David Bonderman’s arrival at Ryanair had altered the dynamics of the company. Until Bonderman had invested, Ryanair had been a small and moderately successful regional airline. It could have stayed that way: a small, profitable, niche operator. Bonderman’s investment, however, heralded a far more ambitious strategy.
Publicly, the company tried to dampen speculation that flotation was imminent. In early January Tim Jeans tackled the gossip by saying that he had ‘read with interest the speculation about a stock market flotation, but would stress that it is just that – speculation. We have recently announced the acquisition of six Boeing 737 aircraft from Lufthansa which were financed by the traditional methods of cash and bank finance. These will be sufficient for the medium-term expansion into Europe, so there is no pressing need for finance on any grand scale.

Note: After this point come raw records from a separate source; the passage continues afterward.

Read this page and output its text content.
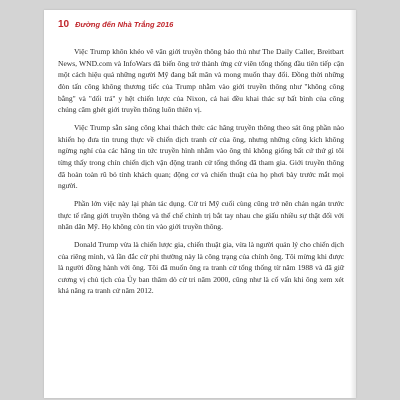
10 Đường đến Nhà Trắng 2016

Việc Trump khôn khéo vẽ vãn giới truyền thông bảo thủ như The Daily Caller, Breitbart News, WND.com và InfoWars đã biến ông trở thành ứng cử viên tổng thống đầu tiên tiếp cận một cách hiệu quả những người Mỹ đang bất mãn và mong muốn thay đổi. Đồng thời những đòn tấn công không thương tiếc của Trump nhằm vào giới truyền thông như "không công bằng" và "dối trá" y hệt chiến lược của Nixon, cả hai đều khai thác sự bất bình của công chúng căm ghét giới truyền thông luôn thiên vị.

Việc Trump sẵn sàng công khai thách thức các hãng truyền thông theo sát ông phần nào khiến họ đưa tin trung thực về chiến dịch tranh cử của ông, nhưng những công kích không ngừng nghỉ của các hãng tin tức truyền hình nhằm vào ông thì không giống bất cứ thứ gì tôi từng thấy trong chín chiến dịch vận động tranh cử tổng thống đã tham gia. Giới truyền thông đã hoàn toàn rũ bỏ tính khách quan; động cơ và chiến thuật của họ phơi bày trước mắt mọi người.

Phần lớn việc này lại phản tác dụng. Cử tri Mỹ cuối cùng cũng trở nên chán ngán trước thực tế rằng giới truyền thông và thể chế chính trị bắt tay nhau che giấu nhiều sự thật đối với nhân dân Mỹ. Họ không còn tin vào giới truyền thông.

Donald Trump vừa là chiến lược gia, chiến thuật gia, vừa là người quản lý cho chiến dịch của riêng mình, và lần đắc cử phi thường này là công trạng của chính ông. Tôi mừng khi được là người đồng hành với ông. Tôi đã muốn ông ra tranh cử tổng thống từ năm 1988 và đã giữ cương vị chủ tịch của Ủy ban thăm dò cử tri năm 2000, cũng như là cố vấn khi ông xem xét khả năng ra tranh cử năm 2012.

When you have a guy like David Bonderman coming on board the industry tends to start putting two and two together. I feel that this time they may have come up with five.’
Behind the scenes, though, Ryanair’s executives were moving with pace. Within weeks of Jeans’s attempt to downplay speculation, O’Leary was in New York to talk to major investment banks about a flotation, an exercise known as a beauty parade. ‘We went for a day, and all the major banks were pitching,’ says O’Leary. Each bank was trying to convince O’Le
ary and Bonder-man that it would be best suited to take the Irish airline to the stock market, and in time-honoured fashion bragged about how much it could sell the company for. ‘The lowest valuation was $600 million and the highest was $3.5 billion,’ says O’Leary. ‘Crazy stuff. We went with Morgan Stanley, who were somewhere in the middle.’
The valuations bandied about by the Wall Street bankers were far in excess of Ryanair’s assumed value. Bonderman’s investment just six months earlier had valued the company at about £130 million, yet now, at the start of 1997, bankers reckoned that the lowest achievable price was $600 million. That valued O’Leary’s stake alone at more than $100 million, enough to catapult him, age thirty-six and still single, into the top rank of Ireland’s wealthiest individuals.
On 9 February 1997 the speculation ended and the countdown to the stock market began when the Irish Times announced that Morgan Stanley had been chosen to ‘pilot Ryanair through’ its flotation.
For O’Leary, life was about to change irrevocably. The anonymous obsessive who spent his life at his desk was about to be thrust into the limelight. While potential investors would sift through his financial accounts, hunting for signs of weakness before they committed their millions, Ireland’s media was about to discover a new target.
Just as O’Leary was about to embark on his new life, hawking his company to global investors while dealing with his new-found celebrity status at home, his former life as Tony Ryan’s personal assistant came back to haunt him. In 1992, when O’Leary was still doubling as Tony Ryan’s assistant, Cathal Ryan had allegedly assaulted Michelle Rocca, a former Miss Ireland and the mother of his child. Ireland’s justice system grinds slowly, and it was not until February 1997 that the case finally opened in Dublin’s High Court.